On ne peut évidemment guère séparer la forme du fond. Et c’était là une gageure pour Matthieu Verdeil, dont le domaine de prédilection filmique est le secteur artistique et culturel — il travaille notamment avec l’artiste performeur Abraham Poincheval. Comment mettre à l’écran une œuvre et une vie aussi foisonnantes que celle de Claude McKay ? Le réalisateur explore les ressorts de la créativité de ce dernier à l’aune des pans de sa biographie. Le séjour à Marseille, évidemment, occupe une place non-négligeable dans ce documentaire, avec, bien sûr, des extraits de films (Marius de Pagnol évidemment mais aussi Justin de Marseille de Maurice Tourneur), mais également des gros plans sur quelques tableaux iconiques (Marseille vue de l’Estaque par Cézanne pour illustrer les baignades de Mc Kay !), ou encore des photos du prolétariat de la ville au travail sur les docks ou en goguette à la Joliette. Le tout sur fond de lecture et de rappels du contexte par des experts en littérature caribéenne (Hélène Lee, grande experte du reggae également) ou plus généralement afro-américaine, voire jazz (« Claude McKay, c’est celui qui nous permet d’affirmer que Marseille c’est la ville jazz par excellence », déclare Raphaël Imbert).

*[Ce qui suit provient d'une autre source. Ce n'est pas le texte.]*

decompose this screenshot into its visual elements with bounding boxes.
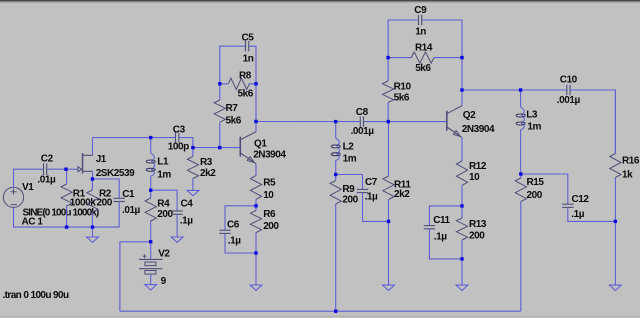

Bien évidemment, la portée politique de la vie et de l’œuvre du romancier et poète n’est pas ignorée. De sa jeunesse jamaïcaine où il décide de devenir une voix des sans-voix pour le prolétariat insulaire, à sa vie à New York où il n’a de cesse de pourfendre le racisme (à travers le poème If We Must Die, consacré aux émeutes de 1919, au cours de laquelle des centaines de noirs furent assassinés lorsque, suite à la Première Guerre mondiale, ils réclamaient l’égalité des droits après avoir été en première ligne lors de la grande boucherie européenne), en passant par son séjour en Union Soviétique naissante (il fut véritablement une icône black pour les bolchéviks), jusqu’à sa dénonciation littéraire du racisme français vis-à-vis des noirs issus des colonies… sans ignorer sa liberté sexuelle assumée. Des propos somme toute très actuels, qui résonnent encore quand les migrants sont stigmatisés par les tenants de l’idéologie nauséabonde du « grand remplacement » (qui fait des ravages en Europe), ou quand les droits des femmes et des personnes LGBTQ font l’objet de trop de rejets… Ce film nous montre bien que l’œuvre de Claude McKay est une œuvre de combat pour l’émancipation du genre humain.

 

Laurent Dussutour

 

Claude McKay, de Harlem à Marseille de Matthieu Verdeil : le 7/10 au cinéma Le Gyptis (136 rue Loubon, 3e), en présence du réalisateur.